The dollar extended gains and rose above ¥97.50 in Tokyo trading Tuesday, backed by hopes for recovery of the Japanese and U.S. economies as well as by a sharp rebound by Tokyo stocks.
At 5 p.m., the dollar stood at ¥97.70-72, up from ¥96.75-76 at the same time Monday. The euro was quoted at $1.3291-3294, down from $1.3306-3307, and at ¥129.87-90, up from ¥128.74-76.
In early trading, the dollar rose above ¥97 on hopes for a rise in Japanese stock prices following news that Prime Minister Shinzo Abe instructed his team to consider corporate tax cuts in line with the planned sales tax hike next April, market sources said.
“If corporate tax cuts become a key item in the Abe government’s economic growth strategy, it would be positive for the Japanese economy,” a foreign exchange strategist said.
After rising to levels near ¥97.50, the dollar drew selling aimed at locking in profits.
The dollar later attracted renewed demand as Tokyo stocks extended gains toward the close.

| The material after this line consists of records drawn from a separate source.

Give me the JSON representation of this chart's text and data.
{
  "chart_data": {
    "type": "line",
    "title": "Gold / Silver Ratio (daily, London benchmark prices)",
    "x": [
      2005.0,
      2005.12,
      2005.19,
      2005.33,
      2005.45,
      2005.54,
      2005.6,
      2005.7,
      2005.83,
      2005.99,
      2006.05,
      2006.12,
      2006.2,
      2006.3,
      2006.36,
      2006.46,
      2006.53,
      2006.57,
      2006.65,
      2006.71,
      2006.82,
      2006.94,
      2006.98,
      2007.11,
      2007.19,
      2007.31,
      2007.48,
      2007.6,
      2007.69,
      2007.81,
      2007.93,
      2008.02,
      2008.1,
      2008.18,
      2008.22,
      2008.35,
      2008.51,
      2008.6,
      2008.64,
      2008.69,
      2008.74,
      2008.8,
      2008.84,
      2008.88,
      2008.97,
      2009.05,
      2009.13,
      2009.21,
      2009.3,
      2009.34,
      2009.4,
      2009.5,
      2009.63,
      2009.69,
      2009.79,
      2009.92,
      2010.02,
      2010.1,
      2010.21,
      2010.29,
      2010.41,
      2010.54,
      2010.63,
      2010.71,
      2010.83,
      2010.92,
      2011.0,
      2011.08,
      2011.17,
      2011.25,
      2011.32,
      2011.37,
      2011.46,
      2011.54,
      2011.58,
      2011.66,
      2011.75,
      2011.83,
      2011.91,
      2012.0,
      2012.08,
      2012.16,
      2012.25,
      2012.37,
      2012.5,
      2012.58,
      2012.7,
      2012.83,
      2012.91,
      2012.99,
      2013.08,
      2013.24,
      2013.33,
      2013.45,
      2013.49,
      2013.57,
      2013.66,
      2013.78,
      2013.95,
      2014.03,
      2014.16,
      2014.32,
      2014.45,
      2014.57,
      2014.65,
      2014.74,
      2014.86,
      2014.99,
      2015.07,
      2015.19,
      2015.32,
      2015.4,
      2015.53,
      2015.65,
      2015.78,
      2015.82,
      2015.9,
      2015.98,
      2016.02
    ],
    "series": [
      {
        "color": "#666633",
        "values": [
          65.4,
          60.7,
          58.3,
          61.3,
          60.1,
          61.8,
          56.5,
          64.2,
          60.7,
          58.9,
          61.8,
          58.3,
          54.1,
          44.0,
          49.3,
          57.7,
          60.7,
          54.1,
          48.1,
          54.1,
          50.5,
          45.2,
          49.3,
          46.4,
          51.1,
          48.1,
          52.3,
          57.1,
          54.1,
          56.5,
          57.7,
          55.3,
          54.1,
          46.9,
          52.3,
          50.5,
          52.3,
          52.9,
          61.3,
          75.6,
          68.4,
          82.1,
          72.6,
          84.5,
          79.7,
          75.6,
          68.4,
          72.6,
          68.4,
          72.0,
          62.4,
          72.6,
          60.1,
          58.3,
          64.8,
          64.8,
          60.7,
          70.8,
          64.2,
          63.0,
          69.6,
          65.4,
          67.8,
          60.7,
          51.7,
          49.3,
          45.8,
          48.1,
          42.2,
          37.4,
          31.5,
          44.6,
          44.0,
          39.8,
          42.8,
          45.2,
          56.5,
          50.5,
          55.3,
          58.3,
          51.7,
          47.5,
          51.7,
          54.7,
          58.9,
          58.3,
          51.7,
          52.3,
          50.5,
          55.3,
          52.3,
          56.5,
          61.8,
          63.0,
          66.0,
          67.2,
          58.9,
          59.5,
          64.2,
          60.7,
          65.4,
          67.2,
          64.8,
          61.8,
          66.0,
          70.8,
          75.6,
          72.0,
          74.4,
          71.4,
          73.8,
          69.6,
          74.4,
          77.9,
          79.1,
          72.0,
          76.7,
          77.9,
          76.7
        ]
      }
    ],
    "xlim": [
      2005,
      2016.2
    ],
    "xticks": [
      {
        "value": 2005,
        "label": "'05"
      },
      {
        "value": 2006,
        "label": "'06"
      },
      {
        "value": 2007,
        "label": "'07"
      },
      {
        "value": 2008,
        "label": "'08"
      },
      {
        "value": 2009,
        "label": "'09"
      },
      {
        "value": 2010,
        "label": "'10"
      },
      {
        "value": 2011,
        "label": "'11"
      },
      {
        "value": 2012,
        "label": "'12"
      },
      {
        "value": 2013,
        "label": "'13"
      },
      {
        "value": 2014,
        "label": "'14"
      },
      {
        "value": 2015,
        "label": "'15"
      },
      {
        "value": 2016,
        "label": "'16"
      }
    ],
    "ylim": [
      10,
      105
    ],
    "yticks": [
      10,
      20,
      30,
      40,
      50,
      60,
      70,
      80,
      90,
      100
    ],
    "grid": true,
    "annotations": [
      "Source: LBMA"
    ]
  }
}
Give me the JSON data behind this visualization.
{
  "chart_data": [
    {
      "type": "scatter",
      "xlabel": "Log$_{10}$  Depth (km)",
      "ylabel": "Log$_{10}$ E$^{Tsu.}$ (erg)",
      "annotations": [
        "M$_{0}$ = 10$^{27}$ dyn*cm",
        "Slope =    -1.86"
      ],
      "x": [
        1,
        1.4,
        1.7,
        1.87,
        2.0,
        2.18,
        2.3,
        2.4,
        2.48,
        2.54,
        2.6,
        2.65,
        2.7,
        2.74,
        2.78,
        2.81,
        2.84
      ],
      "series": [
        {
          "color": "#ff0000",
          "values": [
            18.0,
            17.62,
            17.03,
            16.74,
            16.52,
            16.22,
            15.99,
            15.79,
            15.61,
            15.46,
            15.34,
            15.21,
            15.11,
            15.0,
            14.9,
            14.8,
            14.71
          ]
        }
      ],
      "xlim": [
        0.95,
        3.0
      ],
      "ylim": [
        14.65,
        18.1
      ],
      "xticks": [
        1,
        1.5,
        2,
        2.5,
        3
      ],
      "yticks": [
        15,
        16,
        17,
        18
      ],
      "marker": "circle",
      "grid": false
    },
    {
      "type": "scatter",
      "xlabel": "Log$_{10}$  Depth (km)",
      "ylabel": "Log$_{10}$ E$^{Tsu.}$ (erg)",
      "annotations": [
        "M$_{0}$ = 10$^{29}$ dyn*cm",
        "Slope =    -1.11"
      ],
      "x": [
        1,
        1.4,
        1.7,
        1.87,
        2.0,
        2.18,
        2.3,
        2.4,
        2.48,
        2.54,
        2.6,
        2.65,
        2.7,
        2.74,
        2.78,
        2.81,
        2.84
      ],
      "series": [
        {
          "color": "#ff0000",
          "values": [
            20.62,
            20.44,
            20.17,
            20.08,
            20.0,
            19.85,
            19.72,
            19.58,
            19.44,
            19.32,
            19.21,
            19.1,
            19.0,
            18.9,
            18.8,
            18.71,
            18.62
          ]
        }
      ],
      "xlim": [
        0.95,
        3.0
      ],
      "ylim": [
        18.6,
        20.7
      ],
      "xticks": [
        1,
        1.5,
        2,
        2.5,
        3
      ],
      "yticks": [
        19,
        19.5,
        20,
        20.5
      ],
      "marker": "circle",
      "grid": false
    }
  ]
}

“On the back of higher stock prices, currency players were more willing to take investment risks and sold the yen, regarded as a safe-haven currency,” a major trust bank official said.
After European players joined trading in late hours, the dollar accelerated its upswing and rose above ¥97.50.
The dollar was supported by expectations for good numbers in upcoming U.S. economic data, including retail sales in July, due out later Tuesday, the July consumer price index and the July industrial output index, both set for release Thursday, market sources said.
Still, an official at a foreign exchange broker said that as strong readings are projected for U.S. retail sales, the dollar will face heavy selling if the data turn out weak.